PR_END_OF_FILE_ERROR
PR_END_OF_FILE_ERROR Foxfire will not open
All Replies (5)
chiefmadison said
PR_END_OF_FILE_ERROR Foxfire will not open
Are you getting the error, or is Firefox not opening?
Web search: https://www.bing.com/search?q=pr_end_of_file_error
radi.stoyanov said Turns out the option DNS over HTTPS is what caused the problem.
jamesafuf123 said https://support.mozilla.org/en-US/questions/1264659#answer-1237475 my ISP was blocking sites like that
cor-el said This usually means that Firefox wasn't able to find a cipher suites to use to connect to this server and reached the end of the list. There can be two possibilities: one is that the server is outdated and doesn't support modern cipher suites, another might be that the server only supports a few cipher suites and Firefox doesn't support any of these.
You can check your browser and possibly compare this with the server setup. https://www.ssllabs.com/ssltest/viewMyClient.html
I've been seeing this a lot in the last week, on Linux. Even got it connecting to support.mozilla.com. Often get it with Bing's outgoing links, which redirect through Bing. After a few retries, links usually work.
Firefox 105.0.3, auto-installed via snap. I'm seeing it on two Linux machines, one Ubuntu 20.04 LTS and one Ubuntu 22.04 LTS. Internet connection is hard-wired gigabit fiber from Sonic, with no proxies or middleboxes. (Sonic makes a point of not having middleboxes and being transparent.)
Turned off Firefox HTTPS DNS via Cloudflare. Now using Sonic's default DNS. DNS lookups for sites with problems. Not much change.
Pages which stall in Firefox do not stall when read with curl, so it's a Firefox problem.
Something changed recently in Firefox and broke this, it looks like. I've been using Firefox for years without this problem. (nagle@animats.com) Somehow got logged in anonymously
Modified
Turned off certificate revocation check, and things seemed to improve. More later.

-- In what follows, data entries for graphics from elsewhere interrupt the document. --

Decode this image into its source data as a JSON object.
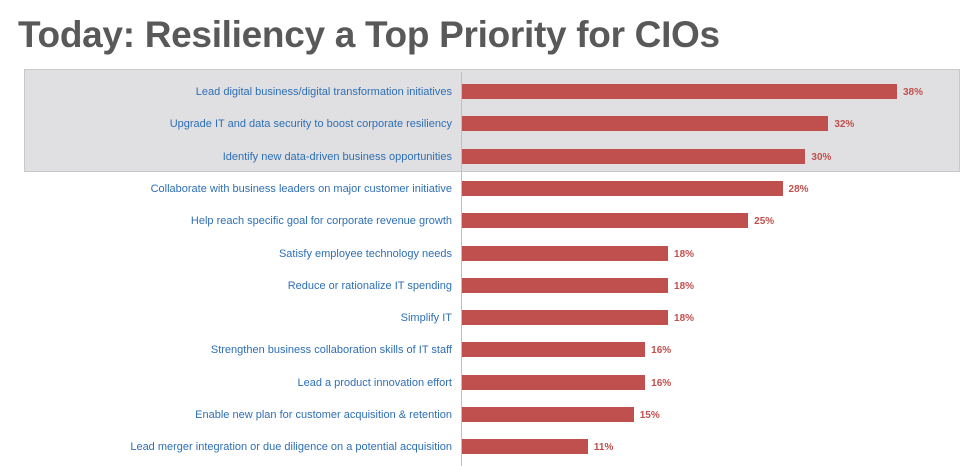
{
  "slide": {
    "title": "Today: Resiliency a Top Priority for CIOs"
  },
  "colors": {
    "bar": "#c0504d",
    "value_label": "#c0504d",
    "category_label": "#2e6fb5",
    "title": "#595959",
    "highlight": "#e0e0e2"
  },
  "chart_data": {
    "type": "bar",
    "orientation": "horizontal",
    "title": "",
    "xlabel": "",
    "ylabel": "",
    "value_suffix": "%",
    "xlim": [
      0,
      38
    ],
    "grid": false,
    "legend": "none",
    "highlighted_categories": [
      0,
      1,
      2
    ],
    "categories": [
      "Lead digital business/digital transformation initiatives",
      "Upgrade IT and data security to boost corporate resiliency",
      "Identify new data-driven business opportunities",
      "Collaborate with business leaders on major customer initiative",
      "Help reach specific goal for corporate revenue growth",
      "Satisfy employee technology needs",
      "Reduce or rationalize IT spending",
      "Simplify IT",
      "Strengthen business collaboration skills of IT staff",
      "Lead a product innovation effort",
      "Enable new plan for customer acquisition & retention",
      "Lead merger integration or due diligence on a potential acquisition"
    ],
    "values": [
      38,
      32,
      30,
      28,
      25,
      18,
      18,
      18,
      16,
      16,
      15,
      11
    ],
    "value_labels": [
      "38%",
      "32%",
      "30%",
      "28%",
      "25%",
      "18%",
      "18%",
      "18%",
      "16%",
      "16%",
      "15%",
      "11%"
    ]
  }
}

You can try to disable DNS over HTTPS.
- https://support.mozilla.org/en-US/kb/firefox-dns-over-https
- https://support.mozilla.org/en-US/kb/dns-over-https-doh-faqs
Are you using a proxy or VPN?
You can check the connection settings.
- Settings -> General -> Network: Connection -> Settings
If you do not need to use a proxy to connect to internet then try to select "No Proxy" if "Use the system proxy settings" or one of the others do not work properly.
See "Firefox connection settings":
- https://support.mozilla.org/en-US/kb/websites-dont-load-troubleshoot-and-fix-errors
- https://support.mozilla.org/en-US/kb/firefox-cant-load-websites-other-browsers-can
- https://support.mozilla.org/en-US/kb/firefox-and-other-browsers-cant-load-websites
See also:
No, that wasn't it. It's something involving connection initiation, either DNS or TLS handshakes, but haven't found it yet.